No entanto, a igualdade de género também significa respeitar e valorizar as divergências de cada sexo, isto é, deve-se tratar cada pessoa como pessoa, quer seja homem ou mulher e, em termos sociais, devem garantir-se oportunidades semelhantes (Monge et al., 2000). As esferas de competências do tratar e do cuidar demonstram também a hierarquia social homem-mulher. Nesse sentido é importante ressaltar que o caráter sexuado das práticas formais de saúde e acção social e sua hierarquização, não resultam unicamente do facto de que elas estão vinculadas à imagem do exercício da medicina, mas também porque fazem parte de um sistema que associa o género e a classe social (Lopes et al, 2005). Estas concepções e a qualificação (competências e valores) definidas pelo empregador sustentam, desta forma, por um lado, a hierarquia e os baixos níveis salariais dos cuidados primários e, de outro, os postos mais valorizados nesse aspecto e na estrutura de poder (Lopes et al, 2005).

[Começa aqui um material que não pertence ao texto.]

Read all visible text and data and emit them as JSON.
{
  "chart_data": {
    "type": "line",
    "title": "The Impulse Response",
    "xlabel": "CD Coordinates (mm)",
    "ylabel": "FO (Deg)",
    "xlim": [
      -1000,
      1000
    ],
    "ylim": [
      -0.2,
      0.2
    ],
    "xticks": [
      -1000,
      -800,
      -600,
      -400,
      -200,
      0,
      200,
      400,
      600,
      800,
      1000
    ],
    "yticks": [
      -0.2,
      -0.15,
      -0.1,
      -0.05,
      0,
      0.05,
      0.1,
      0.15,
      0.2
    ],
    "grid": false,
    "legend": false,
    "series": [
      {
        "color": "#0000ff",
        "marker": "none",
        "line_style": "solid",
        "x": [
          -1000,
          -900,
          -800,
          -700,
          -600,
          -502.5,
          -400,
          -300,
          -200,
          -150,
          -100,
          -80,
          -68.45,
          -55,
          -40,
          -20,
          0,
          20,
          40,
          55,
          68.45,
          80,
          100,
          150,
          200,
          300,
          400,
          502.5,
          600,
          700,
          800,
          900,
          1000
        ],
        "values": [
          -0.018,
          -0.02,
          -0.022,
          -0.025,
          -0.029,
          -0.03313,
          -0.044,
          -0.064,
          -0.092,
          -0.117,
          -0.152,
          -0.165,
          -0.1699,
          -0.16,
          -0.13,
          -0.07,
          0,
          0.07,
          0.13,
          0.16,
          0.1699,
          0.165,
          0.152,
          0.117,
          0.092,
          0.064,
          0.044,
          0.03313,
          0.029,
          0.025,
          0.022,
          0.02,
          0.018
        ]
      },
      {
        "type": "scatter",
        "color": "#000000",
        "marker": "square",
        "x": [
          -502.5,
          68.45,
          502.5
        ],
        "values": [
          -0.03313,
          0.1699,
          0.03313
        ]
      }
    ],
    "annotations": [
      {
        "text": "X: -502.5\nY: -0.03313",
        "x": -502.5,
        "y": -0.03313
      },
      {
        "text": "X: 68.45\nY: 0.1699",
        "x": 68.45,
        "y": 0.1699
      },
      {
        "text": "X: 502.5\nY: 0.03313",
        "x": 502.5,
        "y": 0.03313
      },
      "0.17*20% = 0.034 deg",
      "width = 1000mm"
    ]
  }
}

O estudo ―O sexo no Hospital‖, publicado em 1996, atenta para a questão da higiene. Os autores constataram que o facto de se associar (funcionalmente) práticas no campo do trabalho, sobretudo hospitalar, às ―qualidades‖ (e não qualificação) femininas condena essas acções ao status de tarefas intermediárias, destituídas de qualquer valor científico no processo terapêutico. Assim, o que persiste não é a indispensabilidade do processo terapêutico das práticas de enfermagem e das práticas terapêuticas no sentido amplo, mas sua definição enquanto acção de enfermagem, acção feminina (Lopes et al, 2005).

Outros estudos na área da Medicina e Enfermagem, revelam que o trabalho masculino nas funções de enfermagem apela a argumentos ou ―qualidades naturais‖ masculinas para o trabalho como o uso da força física. Os investigadores relatam que estes argumentos são sustentados pelos próprios trabalhadores que vêem nesses atributos o fortalecimento de sua condição de homens e a garantia do exercício de tarefas ou atividades exclusivas a esses atributos.

Uma das dificuldades encontrada no exercício de acções de cuidador está baseada no sexo dos pacientes, por exemplo, aparece como uma espécie de segregação que condiciona o cuidador de género masculino ainda mais ―às tarefas possíveis‖ e aceites pelo sujeito cuidado. Na realidade, se, no caso dos médicos, a submissão ao saber e às práticas terapêuticas da medicina não se configura em barreiras para o exercício dos homens, no caso da enfermagem existe essa resistência. Verifica-se, portanto, que a medicina, enquanto prática terapêutica, não tem sexo mas a enfermagem, enquanto prática do cuidado, tem apenas um sexo no imaginário social – o feminino. Nesta linha, as investigações realizadas perceberam que, nos hospitais em estudo, os entrevistados assumem que homens que desempenham tarefas mais próximas às práticas domésticas, maternas, de cuidado e higienização não são homens ou são menos valorizados socialmente. (Lopes et al, 2005)

Assim, a prática evidencía que existe uma selectividade induzida pelo mercado de trabalho que se baseia no campo da assistência individual mas também pelas imagens que ainda existem acerca dos cuidadores e do tipo de necessidades assistenciais para as quais se está a recrutar. Existem, portanto, articulações entre as categorias género e trabalho na área da saúde e acção social, expressas na segregação por actividades e por especialidades da área.